Injuries to the abdomen, like penetrating trauma or vehicular accidents often injure the bladder as well. These injuries can lead to bladder rupture in more than 95 percent of the cases, needing immediate intervention by a urologist in Karachi. Read on to know more about bladder trauma, and its consequences:
How is the bladder injured?
The bladder is a balloon-shaped organ that stores the urine made in the kidneys before it is excreted from the external urethra. It rests in the pelvic cavity or lower abdomen when relaxed, while filled bladder can reach the abdominal cavity.
Bladder injury can be due to penetrating trauma, iatrogenic or physician-induced trauma, or blunt injury. The extent of bladder injury depends not only on the type of trauma but also on the extent of bladder distension at the time of injury. In comparison to a relaxed bladder, a full bladder is likely to sustain a more serious injury.
Iatrogenic injuries often occur during other pelvic surgeries such as hysterectomy—removal of the uterus, or herniorrhaphy—repair of the hernia. Penetrating injuries can involve tears, bruises and cuts to the urethra and bladder. Penetrating injuries are more common in men than women.
In other cases, bladder injury can be part of straddle injury or deceleration injury during a motor vehicle collision. In such cases, the bladder is injured if it is distended and the patient is wearing a seat belt.
Previously, bladder injuries would go undiagnosed and result in high fatality. However, with timely diagnosis and appropriate management, these days, most bladder injuries have excellent outcomes. Management of bladder injuries ranges from conservative treatments to surgical repairs.
What are the symptoms of bladder injury?
Patients with bladder injury often complain of seeing blood in the urine. This is highly common with blunt injury to the bladder, in comparison to the penetrating injury which may mask the bleeding.
In addition, there is a pain in the pelvic region and just below the belly button. With concomitant injuries, bladder injuries can be hard to notice and diagnose.
In case of a bigger injury, the urine may leak into the abdomen and it is impossible to pass urine through the external urethra. If this injury involves the pelvis as well, there can be tearing of the vagina as well.

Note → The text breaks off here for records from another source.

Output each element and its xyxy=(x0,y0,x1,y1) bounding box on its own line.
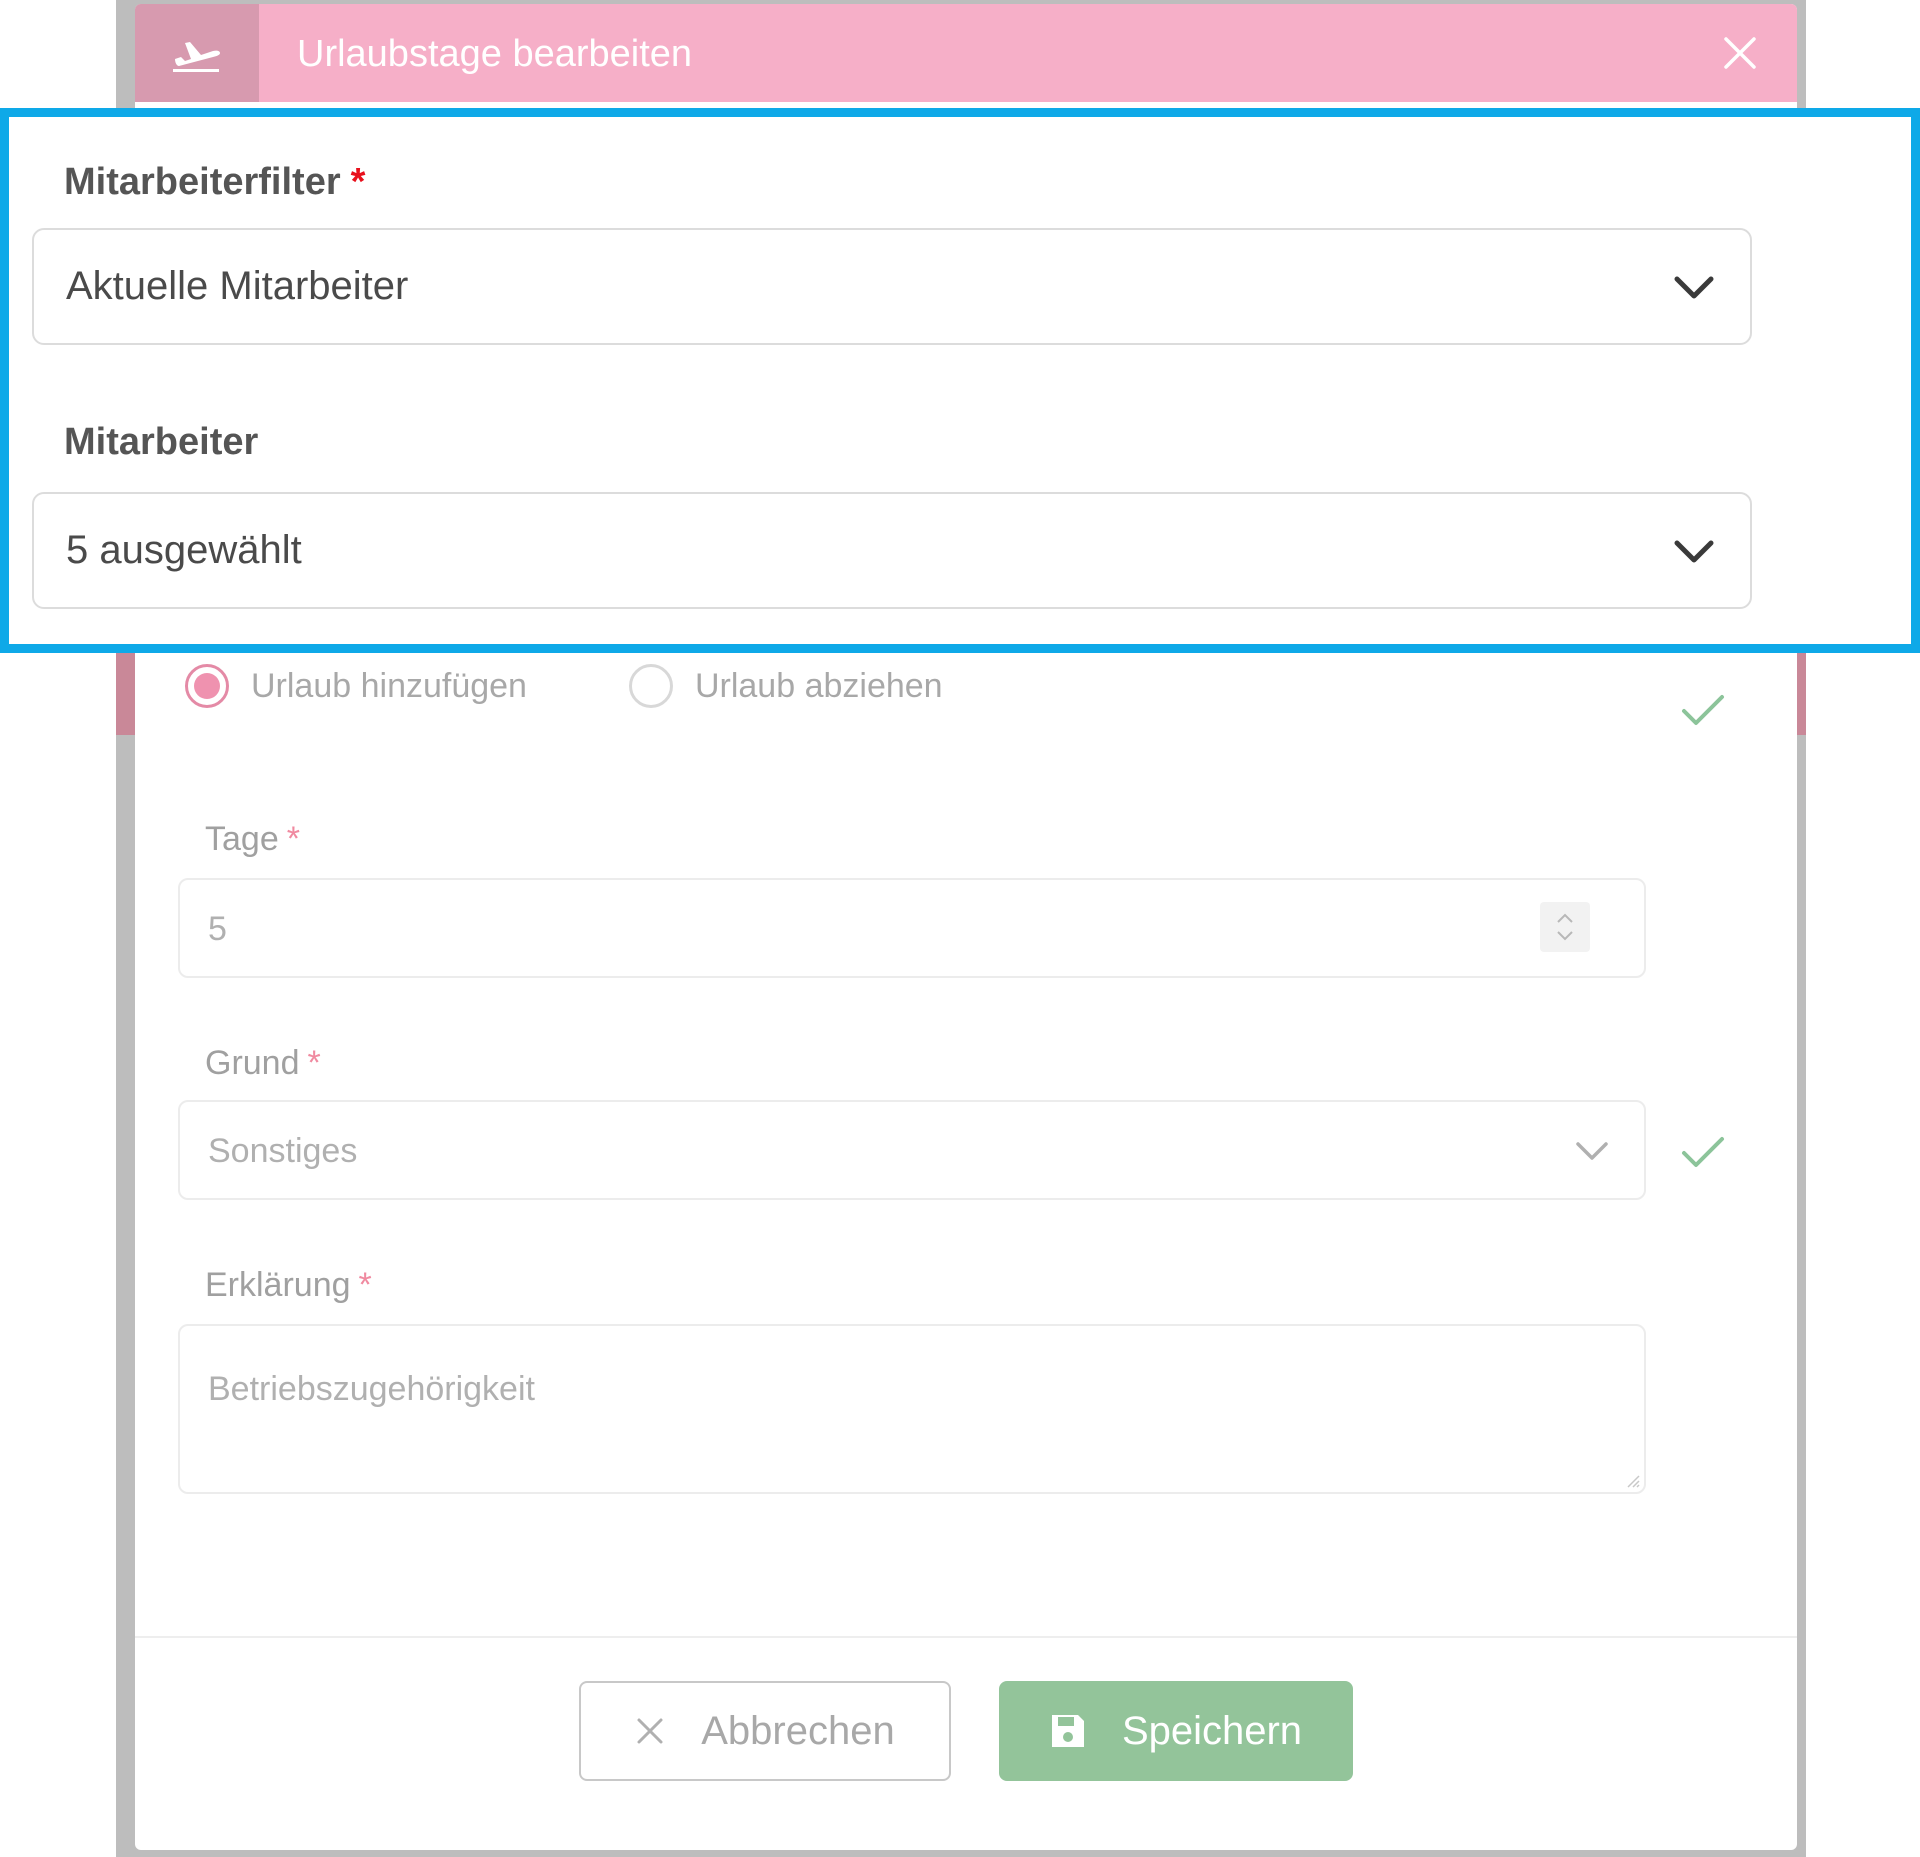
reason-select[interactable]: Sonstiges xyxy=(178,1100,1646,1200)
days-input[interactable]: 5 xyxy=(178,878,1646,978)
radio-add-vacation-label[interactable]: Urlaub hinzufügen xyxy=(251,667,527,706)
resize-handle-icon[interactable] xyxy=(1624,1472,1640,1488)
valid-check-icon xyxy=(1682,695,1724,725)
highlighted-employee-selection: Mitarbeiterfilter * Aktuelle Mitarbeiter … xyxy=(0,108,1920,653)
employee-filter-value: Aktuelle Mitarbeiter xyxy=(66,264,409,308)
explanation-textarea[interactable]: Betriebszugehörigkeit xyxy=(178,1324,1646,1494)
explanation-label: Erklärung * xyxy=(205,1266,372,1304)
days-label: Tage * xyxy=(205,820,300,858)
chevron-down-icon xyxy=(1576,1142,1608,1160)
reason-label: Grund * xyxy=(205,1044,321,1082)
employees-multiselect[interactable]: 5 ausgewählt xyxy=(32,492,1752,609)
explanation-value: Betriebszugehörigkeit xyxy=(208,1370,535,1408)
stepper-down-icon[interactable] xyxy=(1555,930,1575,942)
chevron-down-icon xyxy=(1674,276,1714,299)
save-disk-icon xyxy=(1051,1715,1084,1747)
save-button[interactable]: Speichern xyxy=(999,1681,1353,1781)
employee-filter-label: Mitarbeiterfilter * xyxy=(64,161,366,203)
employee-filter-select[interactable]: Aktuelle Mitarbeiter xyxy=(32,228,1752,345)
valid-check-icon xyxy=(1682,1137,1724,1167)
radio-subtract-vacation[interactable] xyxy=(628,664,673,708)
days-value: 5 xyxy=(208,910,227,948)
cancel-button[interactable]: Abbrechen xyxy=(579,1681,951,1781)
adjustment-type-radio-group: Urlaub hinzufügen Urlaub abziehen xyxy=(185,664,943,708)
cancel-button-label: Abbrechen xyxy=(701,1708,895,1753)
chevron-down-icon xyxy=(1674,540,1714,563)
employees-label: Mitarbeiter xyxy=(64,421,259,463)
close-icon xyxy=(637,1718,663,1744)
reason-value: Sonstiges xyxy=(208,1132,358,1170)
footer-divider xyxy=(135,1636,1797,1638)
days-stepper[interactable] xyxy=(1540,902,1590,952)
save-button-label: Speichern xyxy=(1121,1708,1303,1753)
employees-value: 5 ausgewählt xyxy=(66,528,302,572)
radio-subtract-vacation-label[interactable]: Urlaub abziehen xyxy=(695,667,943,706)
stepper-up-icon[interactable] xyxy=(1555,912,1575,924)
radio-add-vacation[interactable] xyxy=(185,664,229,708)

Other signs and symptoms of bladder injury include:
- Painful urination
- Pain in the abdomen
- Bloody discharge from the urethra
- Leakage of urine
- Weak urine stream
- Bloating in the abdomen
- Bruising at the site of injury
- Difficulty in initiating urination
- Incomplete emptying of the bladder
- Pelvic pain and bruising over the genitalia
- Urine in the abdominal cavity
- Absent bowel sounds
In case of setting in of shock post-bladder injury, the patient may experience:
- Decreased alertness
- Pallor of skin
- Decreased blood pressure
- Tachycardia or high heart rate
- Skin that is cool to the touch
How is bladder injury diagnosed?
The healthcare provider begins with a thorough physical examination, that may reveal abdominal distension and tenderness. In addition, the doctor will perform a rectal exam to rule out rectal injury and evaluate the location of the prostate, which may reveal proximal urethral disruption.
The investigations to diagnose and confirm bladder injury include imaging techniques like:
X-rays: are done to evaluate pelvic bony injuries and fractures.
Computed Tomography (CT): is one of the first investigations performed in patients with abdominal trauma to check the organs and bony structures. Perforation of the bladder can be revealed through a CT scan.
Cystography: filling the bladder with contrast dye and taking x-ray scans helps to check for bladder injuries.
Surgical exploration: is another option to evaluate for bladder and other organ damage.
What are the consequences of bladder trauma?
The consequences include:
- Scarring of urethra
- Blockage of urinary flow
How is bladder injury treated?
In most cases, healthcare experts like a urologist in Lahore would perform catheter drainage until bleeding resolves. Thereafter, surgical exploration and repair may be performed, particularly for penetrating trauma and ruptured bladders.